OPERETTES@FLORILEGE

Précisions sur ces deux concerts
CONCERTS DONNES LES MERCREDI 5 JUILLET 2017
ET VENDREDI 7 JUILLET 2017
au Temple du Luxembourg,
58 rue Madame 75006 Paris


Commentaires postés sur BilletReduc

-très joyeux 8/10

ambiance conviviale : proximité public/choristes. Nous avons aimé ce joyeux programme. Présentation de Mr Loyal intelligente et plaisante mettant le public tout de suite dans le bain; chef épanoui; troupe souriante et animée, se parlant par les yeux et par les gestes.
Le choeur sonnait bien!

-Très bien chanté 9/10
Un spectacle très drôle et bien rythmé de grande qualité vocale.

-Un spectacle enthousiasmant 8/10

Un bon moment de gaité d’enthousiasme et de bonne humeur de la part de ce groupe qui nous ont gratifiés de ces beaux morceaux d’opérette.
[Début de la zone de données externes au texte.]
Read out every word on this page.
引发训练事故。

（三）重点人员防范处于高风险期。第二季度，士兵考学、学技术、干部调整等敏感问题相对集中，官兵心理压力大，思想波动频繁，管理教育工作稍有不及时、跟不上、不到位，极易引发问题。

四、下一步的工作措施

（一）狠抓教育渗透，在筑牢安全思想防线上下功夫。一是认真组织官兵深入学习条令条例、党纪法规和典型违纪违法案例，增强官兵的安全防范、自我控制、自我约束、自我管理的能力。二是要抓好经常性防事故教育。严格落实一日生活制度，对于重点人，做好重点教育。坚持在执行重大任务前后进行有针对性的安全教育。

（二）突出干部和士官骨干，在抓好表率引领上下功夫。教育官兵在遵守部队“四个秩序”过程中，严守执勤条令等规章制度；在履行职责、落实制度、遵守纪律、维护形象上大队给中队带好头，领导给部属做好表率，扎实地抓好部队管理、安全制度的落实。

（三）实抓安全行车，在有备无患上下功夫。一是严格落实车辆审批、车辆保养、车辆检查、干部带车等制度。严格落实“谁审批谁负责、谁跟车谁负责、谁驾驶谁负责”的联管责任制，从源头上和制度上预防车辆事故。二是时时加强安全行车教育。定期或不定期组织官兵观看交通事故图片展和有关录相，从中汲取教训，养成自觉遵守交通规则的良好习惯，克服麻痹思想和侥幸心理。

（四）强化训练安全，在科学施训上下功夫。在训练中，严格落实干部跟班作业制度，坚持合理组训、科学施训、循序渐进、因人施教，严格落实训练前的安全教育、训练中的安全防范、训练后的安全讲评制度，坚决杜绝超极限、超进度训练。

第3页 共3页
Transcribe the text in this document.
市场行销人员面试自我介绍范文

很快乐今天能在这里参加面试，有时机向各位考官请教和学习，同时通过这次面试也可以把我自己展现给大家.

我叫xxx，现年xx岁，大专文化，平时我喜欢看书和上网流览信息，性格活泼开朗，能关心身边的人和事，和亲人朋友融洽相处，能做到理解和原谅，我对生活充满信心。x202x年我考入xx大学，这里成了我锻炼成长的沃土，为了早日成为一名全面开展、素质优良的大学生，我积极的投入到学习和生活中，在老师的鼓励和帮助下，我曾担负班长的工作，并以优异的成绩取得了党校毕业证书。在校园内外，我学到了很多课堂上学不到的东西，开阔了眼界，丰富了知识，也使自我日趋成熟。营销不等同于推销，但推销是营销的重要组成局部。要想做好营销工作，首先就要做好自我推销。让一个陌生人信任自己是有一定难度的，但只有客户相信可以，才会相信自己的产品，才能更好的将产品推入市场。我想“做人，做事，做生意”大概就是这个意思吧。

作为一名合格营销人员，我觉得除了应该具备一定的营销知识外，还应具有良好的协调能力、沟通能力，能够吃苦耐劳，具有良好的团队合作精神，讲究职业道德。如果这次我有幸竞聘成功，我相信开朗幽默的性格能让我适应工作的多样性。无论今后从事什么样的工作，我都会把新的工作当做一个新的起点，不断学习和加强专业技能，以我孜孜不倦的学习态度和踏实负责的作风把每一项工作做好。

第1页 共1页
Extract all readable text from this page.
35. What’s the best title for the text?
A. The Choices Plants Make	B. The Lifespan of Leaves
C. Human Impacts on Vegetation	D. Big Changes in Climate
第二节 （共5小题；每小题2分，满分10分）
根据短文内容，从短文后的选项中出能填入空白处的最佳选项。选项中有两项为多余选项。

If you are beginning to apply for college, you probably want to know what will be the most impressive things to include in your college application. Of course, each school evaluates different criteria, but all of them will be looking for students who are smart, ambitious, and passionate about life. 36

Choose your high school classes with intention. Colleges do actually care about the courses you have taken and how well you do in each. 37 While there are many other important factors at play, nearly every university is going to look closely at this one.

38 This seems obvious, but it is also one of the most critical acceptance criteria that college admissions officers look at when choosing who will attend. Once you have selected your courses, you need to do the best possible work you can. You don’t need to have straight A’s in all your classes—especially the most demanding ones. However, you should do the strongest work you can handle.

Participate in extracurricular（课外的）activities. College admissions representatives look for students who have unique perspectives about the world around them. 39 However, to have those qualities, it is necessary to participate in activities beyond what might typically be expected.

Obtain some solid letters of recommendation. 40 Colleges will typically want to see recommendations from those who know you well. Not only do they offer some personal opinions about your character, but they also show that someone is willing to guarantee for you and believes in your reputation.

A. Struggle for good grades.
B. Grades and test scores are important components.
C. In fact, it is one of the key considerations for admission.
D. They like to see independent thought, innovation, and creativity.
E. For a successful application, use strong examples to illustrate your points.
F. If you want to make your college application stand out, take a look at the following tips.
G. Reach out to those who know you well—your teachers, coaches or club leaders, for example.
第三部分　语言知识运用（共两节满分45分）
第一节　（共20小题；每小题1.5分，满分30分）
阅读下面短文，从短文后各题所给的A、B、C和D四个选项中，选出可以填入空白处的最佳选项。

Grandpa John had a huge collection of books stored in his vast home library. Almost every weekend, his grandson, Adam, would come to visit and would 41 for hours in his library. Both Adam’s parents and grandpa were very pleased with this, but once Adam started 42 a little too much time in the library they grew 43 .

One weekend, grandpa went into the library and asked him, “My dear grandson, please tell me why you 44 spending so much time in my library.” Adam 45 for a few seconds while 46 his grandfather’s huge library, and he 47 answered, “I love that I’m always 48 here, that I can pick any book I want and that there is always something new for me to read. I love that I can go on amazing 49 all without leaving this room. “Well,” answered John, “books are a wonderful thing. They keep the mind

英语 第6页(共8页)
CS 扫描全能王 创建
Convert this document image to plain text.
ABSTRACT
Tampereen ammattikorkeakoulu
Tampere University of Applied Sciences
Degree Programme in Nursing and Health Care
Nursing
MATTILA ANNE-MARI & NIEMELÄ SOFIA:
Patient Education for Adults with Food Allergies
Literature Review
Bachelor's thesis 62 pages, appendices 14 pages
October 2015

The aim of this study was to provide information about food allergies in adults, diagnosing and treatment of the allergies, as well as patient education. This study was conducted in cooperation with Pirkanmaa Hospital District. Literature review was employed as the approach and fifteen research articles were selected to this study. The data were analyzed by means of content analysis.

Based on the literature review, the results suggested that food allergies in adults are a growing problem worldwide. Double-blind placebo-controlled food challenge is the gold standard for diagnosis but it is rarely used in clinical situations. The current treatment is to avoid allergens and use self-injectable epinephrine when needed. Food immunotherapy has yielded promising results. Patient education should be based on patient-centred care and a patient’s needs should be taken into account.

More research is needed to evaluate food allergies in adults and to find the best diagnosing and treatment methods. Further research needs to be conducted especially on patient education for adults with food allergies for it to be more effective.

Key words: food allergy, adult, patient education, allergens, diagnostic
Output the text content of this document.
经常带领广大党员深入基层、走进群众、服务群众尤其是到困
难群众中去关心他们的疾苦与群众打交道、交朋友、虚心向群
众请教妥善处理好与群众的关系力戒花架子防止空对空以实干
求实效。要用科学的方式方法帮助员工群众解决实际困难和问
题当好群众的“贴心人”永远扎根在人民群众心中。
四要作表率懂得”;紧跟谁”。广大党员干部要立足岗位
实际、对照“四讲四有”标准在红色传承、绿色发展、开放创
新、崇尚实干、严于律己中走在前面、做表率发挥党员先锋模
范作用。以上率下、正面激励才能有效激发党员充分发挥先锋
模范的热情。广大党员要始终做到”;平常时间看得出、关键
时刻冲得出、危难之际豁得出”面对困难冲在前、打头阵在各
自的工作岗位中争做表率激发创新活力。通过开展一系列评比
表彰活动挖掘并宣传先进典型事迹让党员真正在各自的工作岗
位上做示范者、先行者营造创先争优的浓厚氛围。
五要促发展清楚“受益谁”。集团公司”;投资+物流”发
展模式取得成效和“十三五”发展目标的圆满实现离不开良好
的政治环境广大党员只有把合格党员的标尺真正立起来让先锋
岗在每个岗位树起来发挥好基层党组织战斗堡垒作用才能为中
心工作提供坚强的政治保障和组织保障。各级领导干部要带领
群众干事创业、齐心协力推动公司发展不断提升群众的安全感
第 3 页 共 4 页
Tellement bien que je suis revenu le vendredi pour réécouter le concert ! Merci à tous

-Excellente soirée 10/10
J’ai passé une excellente soirée !

-Très beau spectacle

Les chori-solistes de l’ensemble VociHarmonie nous proposent un spectacle de qualité tant du point de vue musical que du point de vue théâtral. Les musiciens s’amusent ; le public aussi.


Textes lus durant le concert par notre Monsieur Loyal,
Arnaud Keller

Bonsoir,

nous avons le plaisir de vous présenter un spectacle d’Opérettes dont vous connaissez certainement quelques airs ou refrains plein d’entrain.
Des femmes ou des hommes chantant l’amour, des duos avec un petit âne , des choeurs de frou frou, de clic clac…
Mais soyez aimables ! ne répondez pas avec des dring dring de portable, ils ne sont pas écrits sur la partition…
Le choeur et les solistes amateurs de L’ensemble VociHarmonie, avec ce soir au piano Genaro Pereira/Nao Matzda, sont dirigés par notre Général-en-chef Daniel Galvez-Valejo !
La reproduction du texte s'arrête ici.